34 thoughts on “What is the best definition of anxiety? (In 140 characters or less)”

  1. Discussing Anxiety is very timely nowadays because of the pandemic many people suffering stress and any kind of sadness. Thanks for giving us more info about the definition of Anxiety.

  2. I really love how you gathered everyone’s different perspectives on this. It’s incredible how anxiety can be so personal and unique. I was reading this morning how anxiety rates are through the roof during the pandemic. It’s unfortunate so many people are feeling this way but resources like your blog are so incredibly helpful!

    1. Hey Kalin, thanks! I really appreciate that. I’m not at all surprised that anxiety is one the rise. A pandemic just had to happen during an election year (in the US) LOL. It’s a nightmare. Thanks so much for reading!

  3. “Anxiety is like mold/mildew.”Catherine put this beautifully. Yes, practically everyone goes through some form of anxiety. It’s normal, and yes, there IS hope. The important thing is to reach out for support and help.

  4. This was a really great post. I suffer from chronic anxiety, and it’s really hard to explain it to people sometimes. I feel like if you don’t have anxiety, you really can’t understand it.
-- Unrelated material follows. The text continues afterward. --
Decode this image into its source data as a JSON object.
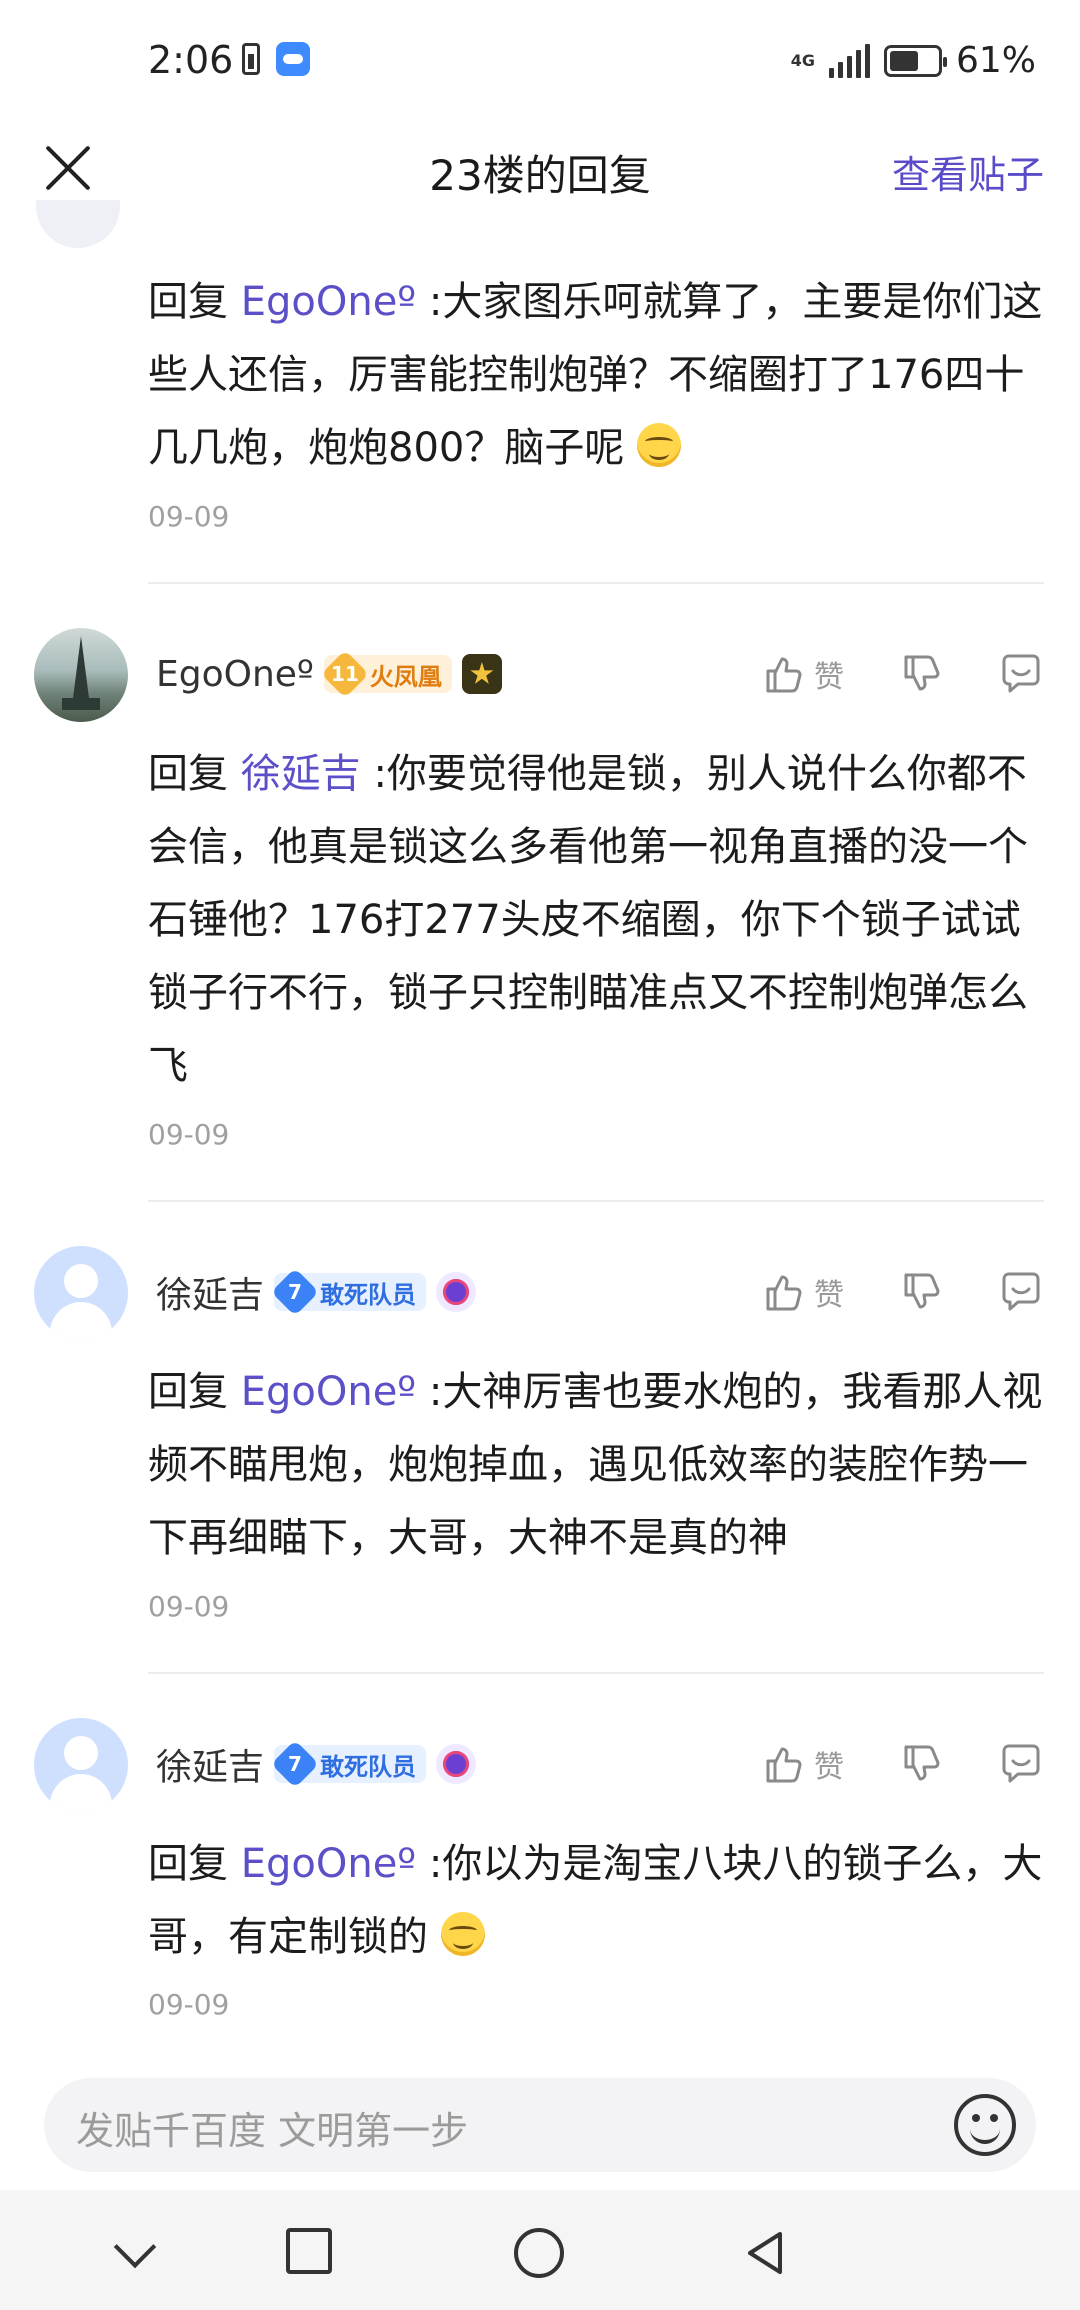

    1. Hey Ben, it’s definitely tricky! That’s why a lot of people who’ve never dealt with it seem to think we’re making it up. Just keep fighting the good fight, and take care of yourself. Thanks for reading!

  5. I do get anxiety. I tend to panic during social occasions. My son has autism and also has anxiety. I always remind him to take deep breaths if he’s upset. That helps me at times.

    1. Hey Amber, I get affected in certain social situations too. I struggle with going places I’ve never been before. Glad you found something that helps. Thanks for reading!

  6. This is such an important discussion when it comes to defining something experienced by so many but in so many varied ways. I’ve had a very intense, prolonged bout of what I would say is situational anxiety as it is linked to a specific situation that I’m currently going through. It’s comforting knowing that there are similarities and differences with how we define/experience things like this but that no matter what there is love and understanding for all the layers that anxiety has/brings. Great post!

    1. Hey Molly, sorry you’ve been going through a tough time. This year can honestly take a hike. I’m sure many people are in that position (myself included). I hope you feel better soon. Thanks for reading!